Celje ma problemy na wyjazdach. A my prezentujemy dobrą formę
Już dziś szczypiornistów PGE VIVE Kielce czeka kolejny wymagający sprawdzian w Lidze Mistrzów. Pucharowe rozgrywki pierwszy raz w nowym roku zawitają do Kielc, gdzie podopieczni trenera Talanta Dujszebajewa zagrają z Celje Pivovarna Lasko. Mimo, że Słoweńcy plasują się na ostatniej pozycji w tabeli, kielczanie nie spodziewają się łatwego pojedynku.

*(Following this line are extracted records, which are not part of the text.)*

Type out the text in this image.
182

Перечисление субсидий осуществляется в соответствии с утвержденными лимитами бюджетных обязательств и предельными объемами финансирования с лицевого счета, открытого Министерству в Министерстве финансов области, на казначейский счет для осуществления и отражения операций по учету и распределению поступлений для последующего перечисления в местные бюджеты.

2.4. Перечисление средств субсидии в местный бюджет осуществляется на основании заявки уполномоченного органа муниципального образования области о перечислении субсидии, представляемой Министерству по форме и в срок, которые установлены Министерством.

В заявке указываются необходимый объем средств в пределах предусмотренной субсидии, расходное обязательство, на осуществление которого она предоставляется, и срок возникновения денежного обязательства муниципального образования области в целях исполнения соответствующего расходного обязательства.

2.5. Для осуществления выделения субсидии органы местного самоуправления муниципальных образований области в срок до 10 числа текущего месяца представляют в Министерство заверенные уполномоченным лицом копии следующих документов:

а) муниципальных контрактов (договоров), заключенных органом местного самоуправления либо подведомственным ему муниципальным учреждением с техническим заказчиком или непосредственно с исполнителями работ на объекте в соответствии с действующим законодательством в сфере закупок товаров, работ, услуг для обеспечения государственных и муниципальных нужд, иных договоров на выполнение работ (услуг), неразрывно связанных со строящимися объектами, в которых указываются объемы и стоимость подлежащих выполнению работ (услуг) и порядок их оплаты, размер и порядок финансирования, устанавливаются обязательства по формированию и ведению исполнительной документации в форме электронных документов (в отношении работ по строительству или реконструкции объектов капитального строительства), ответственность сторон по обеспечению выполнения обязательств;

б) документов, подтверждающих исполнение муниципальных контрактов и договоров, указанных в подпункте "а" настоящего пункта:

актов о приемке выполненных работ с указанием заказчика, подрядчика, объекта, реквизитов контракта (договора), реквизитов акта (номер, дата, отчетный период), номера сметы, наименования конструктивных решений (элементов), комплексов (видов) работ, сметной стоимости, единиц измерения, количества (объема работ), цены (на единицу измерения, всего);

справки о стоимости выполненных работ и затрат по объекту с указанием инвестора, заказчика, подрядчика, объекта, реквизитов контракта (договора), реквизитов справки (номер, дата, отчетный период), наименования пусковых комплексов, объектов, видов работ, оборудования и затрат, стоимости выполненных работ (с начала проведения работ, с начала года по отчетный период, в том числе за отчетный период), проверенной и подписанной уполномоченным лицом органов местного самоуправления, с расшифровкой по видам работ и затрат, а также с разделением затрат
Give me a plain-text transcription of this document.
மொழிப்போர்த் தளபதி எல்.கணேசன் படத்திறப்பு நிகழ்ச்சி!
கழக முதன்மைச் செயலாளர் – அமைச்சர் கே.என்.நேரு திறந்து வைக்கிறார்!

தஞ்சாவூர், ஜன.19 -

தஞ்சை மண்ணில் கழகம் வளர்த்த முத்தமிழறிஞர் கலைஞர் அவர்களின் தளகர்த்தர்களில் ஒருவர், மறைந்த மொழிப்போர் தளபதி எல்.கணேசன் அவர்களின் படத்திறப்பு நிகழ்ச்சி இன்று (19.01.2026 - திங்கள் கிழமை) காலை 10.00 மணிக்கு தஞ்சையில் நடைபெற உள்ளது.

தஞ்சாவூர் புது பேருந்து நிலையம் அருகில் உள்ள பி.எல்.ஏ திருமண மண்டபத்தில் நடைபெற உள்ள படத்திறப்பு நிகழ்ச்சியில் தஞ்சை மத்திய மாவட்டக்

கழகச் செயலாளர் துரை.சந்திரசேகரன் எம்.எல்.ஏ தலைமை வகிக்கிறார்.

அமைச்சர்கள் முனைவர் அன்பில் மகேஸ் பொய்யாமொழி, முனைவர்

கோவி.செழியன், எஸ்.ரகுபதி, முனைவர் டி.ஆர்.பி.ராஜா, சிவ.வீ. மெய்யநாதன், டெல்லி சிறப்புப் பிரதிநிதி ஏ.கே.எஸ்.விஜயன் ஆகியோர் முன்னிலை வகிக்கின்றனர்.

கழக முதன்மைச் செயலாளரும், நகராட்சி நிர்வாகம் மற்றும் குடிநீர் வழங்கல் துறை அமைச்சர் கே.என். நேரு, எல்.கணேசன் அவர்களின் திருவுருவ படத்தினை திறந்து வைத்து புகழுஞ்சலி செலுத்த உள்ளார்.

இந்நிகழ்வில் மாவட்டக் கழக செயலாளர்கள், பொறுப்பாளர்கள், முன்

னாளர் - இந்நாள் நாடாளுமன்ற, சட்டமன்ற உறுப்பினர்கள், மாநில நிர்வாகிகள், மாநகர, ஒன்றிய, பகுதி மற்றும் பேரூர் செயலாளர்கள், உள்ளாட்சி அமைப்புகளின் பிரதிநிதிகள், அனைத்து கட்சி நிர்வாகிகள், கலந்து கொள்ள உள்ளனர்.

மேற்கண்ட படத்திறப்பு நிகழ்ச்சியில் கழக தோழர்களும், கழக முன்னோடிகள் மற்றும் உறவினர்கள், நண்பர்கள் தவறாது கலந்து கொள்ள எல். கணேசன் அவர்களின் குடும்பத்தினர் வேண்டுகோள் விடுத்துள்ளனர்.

- To zespół, który gra bardzo szybko. W tym roku nie raz pokazali, że potrafią grać przeciwko wielkim zespołom: pokonali m. in. Kiel, wygrali również w pierwszym meczu z nami. Jestem pewien, że do dzisiejszego spotkania podejdziemy przygotowaniu w stu procentach – mówi przed dzisiejszym starciem skrzydłowy PGE VIVE, Blaz Janc.
REKLAMA
Rozgrywki fazy grupowej Ligi Mistrzów wkraczają w decydującą fazę. Wygrana z Celje może zapewnić kielczanom awans do następnej fazy rozgrywek. W grze pozostaje jednak w dalszym ciągu czwarte miejsce, które znacznie ułatwiłoby PGE VIVE ścieżkę do Final4. Warunek jest jeden: kielczanie muszą wygrać pozostałe trzy mecze, a ponadto liczyć na porażkę THW Kiel w Paryżu. - Wszystko jest w naszych rękach. Musimy jednak patrzeć na każdy mecz osobno. Teraz skupiamy się wyłącznie na najbliższym meczu z Celje. Zobaczymy, co będzie dalej – mówi 21-letni zawodnik.
Kielczanie są jednak pewni swoich umiejętności. Zgodnie podkreślają, że ich forma z dnia na dzień rośnie i jeszcze nie odkryli wszystkich swoich kart. - Nasza gra przed tygodniem w Flensburgu wyglądała bardzo dobrze. Ogólnie rzecz biorąc, wydaje mi się, że teraz wyglądamy dużo lepiej niż w pierwszym półroczu. Wtedy nawet sami mieliśmy do swojej gry sporo zastrzeżeń – podkreśla Michał Jurecki.
Wtóruje mu Janc: - Jeżeli wyjdziemy z takim zaangażowaniem jak we Flensburgu, jestem spokojny o końcowy wynik. Uważam, że obecnie prezentujemy dobrą formę.
- Celje to nie jest drużyna, której nie można pokonać. Grają bardzo dobrze we własnej hali, natomiast kłopoty często mają w spotkaniach wyjazdowych. Było to już widać w meczach z Mieszkowem Brześć, czy Aalborgiem. Na pewno w sobotę nie będą mieli nic do stracenia. Jestem pewien, że będą chcieli grać w swoim stylu: szybko, na dużym luzie. Dla nas liczą się tylko dwa punkty. Innego scenariusza w ogóle nie bierzemy pod uwagę – dodaje Uros Zorman.
Rozgrywający PGE VIVE Cejle zna doskonale. Doświadczony zawodnik spędził tam łącznie sześć lat, a barwy słoweńskiej ekipy przywdziewał już dwukrotnie – w latach 2004-2006 oraz 2009-2011. W pierwszym okresie swoich występów w Celje sięgnął z tą drużyną także po triumf w Lidze Mistrzów. Wychowankiem ekipy ze Słowacji jest ponadto Blaz Janc. On z kolei barwy Celje reprezentował w latach 2012-2017. Teraz przyjdzie mu zmierzyć się przeciwko swojemu byłemu klubowi.
- Celje to bardzo młody zespół. Dużo biegają. Najważniejsze, abyśmy potrafili szybko wracać z obroną i nie nadziewać się na kontry rywali. Jeżeli uda nam się to spełnić, powinniśmy odnieść sukces w tym spotkaniu – podkreśla 21-latek.
Początek spotkania PGE VIVE Kielce z Celje dziś o godz. 16:00 w Hali Legionów w Kielcach.